Wichard Woyke: Guten Tag, Herr Krohn!
Krohn: Außenminister Steinmeier, Herr Woyke, hat kürzlich mit der Aussage überrascht, er sehe einen Lösungskorridor. Sieht er etwas, das keiner sonst sieht?
Woyke: Herr Steinmeier ist natürlich wesentlich besser im Geschäft drin als wir alle. Von daher hat er vielleicht tatsächlich aufgrund von Kanälen, denn es wird ja durch die deutsche Präsidentschaft seit einem halben Jahr intensiv verhandelt über einen Ausweg aus dieser Verfassungskrise, dass er vielleicht Licht am Ende des Tunnels sieht. Nur der Bericht Ihres Korrespondenten hat ja gerade gezeigt, dass es insbesondere noch Schwierigkeiten mit Polen geben wird, und die werden meines Erachtens auch nicht heute durch den Besuch des französischen Präsidenten Sarkozy bereinigt werden, sondern da wird es eine ganz harte Auseinandersetzung in der nächsten Woche in Brüssel geben.
Krohn: Beschäftigen wir uns zu intensiv mit den Polen und zu wenig mit den anderen Staaten?
Woyke: Das kann durchaus sein, aber man muss das natürlich auch aus deutscher Sicht sehen. Polen ist neben Frankreich unser größter Nachbar und bedeutendster Nachbar, und das Verhältnis von Polen und Deutschland ist ein durch die Geschichte sehr stark geprägtes Verhältnis, was auf beiden Seiten tiefe Spuren hinterlassen hat.
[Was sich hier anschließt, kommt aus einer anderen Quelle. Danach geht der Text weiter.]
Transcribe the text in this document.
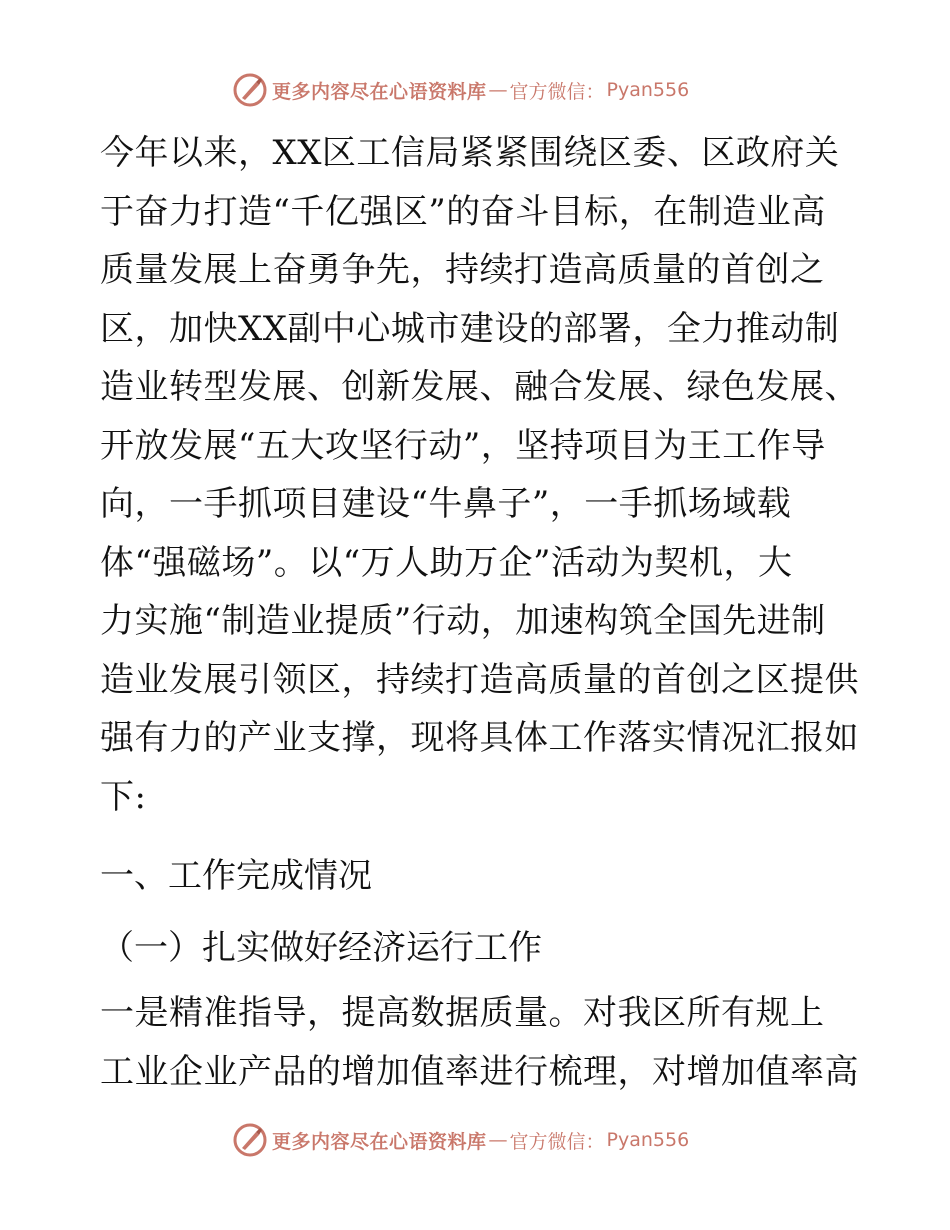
更多内容尽在心语资料库 — 官方微信： Pyan556
今年以来，XX区工信局紧紧围绕区委、区政府关
于奋力打造“千亿强区”的奋斗目标，在制造业高
质量发展上奋勇争先，持续打造高质量的首创之
区，加快XX副中心城市建设的部署，全力推动制
造业转型发展、创新发展、融合发展、绿色发展、
开放发展“五大攻坚行动”，坚持项目为王工作导
向，一手抓项目建设“牛鼻子”，一手抓场域载
体“强磁场”。以“万人助万企”活动为契机，大
力实施“制造业提质”行动，加速构筑全国先进制
造业发展引领区，持续打造高质量的首创之区提供
强有力的产业支撑，现将具体工作落实情况汇报如
下:
一、工作完成情况
（一）扎实做好经济运行工作
一是精准指导，提高数据质量。对我区所有规上
工业企业产品的增加值率进行梳理，对增加值率高
更多内容尽在心语资料库 — 官方微信： Pyan556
Von daher werden Äußerungen des einen im anderen Land wie auch des anderen in diesem Land mit Argusohren, wenn man das so sagen darf, gehört, gewogen und betrachtet und nicht immer zum Guten gewendet.
Krohn: Auch Tschechen und Briten lehnen den Vertrag ab. Warum und wie nachvollziehbar sind diese Bedenken?
Woyke: Bei den Tschechen ist es ja mehr die Regierung, bei den Polen übrigens auch. Wir hörten ja gerade von Herrn Rautenberg, dass zwei Drittel der polnischen Gesellschaft für den EU-Verfassungsvertrag sind. Einen ähnlichen Wert finden sie in der Tschechischen Republik. Dort ist es aber Präsident und Regierung. Die Regierung ist außerordentlich labil und schwach. Das hängt genau wie bei Großbritannien damit zusammen, dass beide Regierungen eigentlich stärker in Europa auf eine wirtschaftliche Einigung hinzielen und mehr eine Wirtschaftsunion haben wollten als eine politische Union. Von daher ist es ja auch ganz interessant, dass zum Beispiel Großbritannien einer der intensivsten Befürworter weiterer Erweiterung der Europäischen Union ist, weil dadurch natürlich die Kohärenz der EU aufgeweicht würde und man dem Ziel einer Wirtschaftsunion näher käme.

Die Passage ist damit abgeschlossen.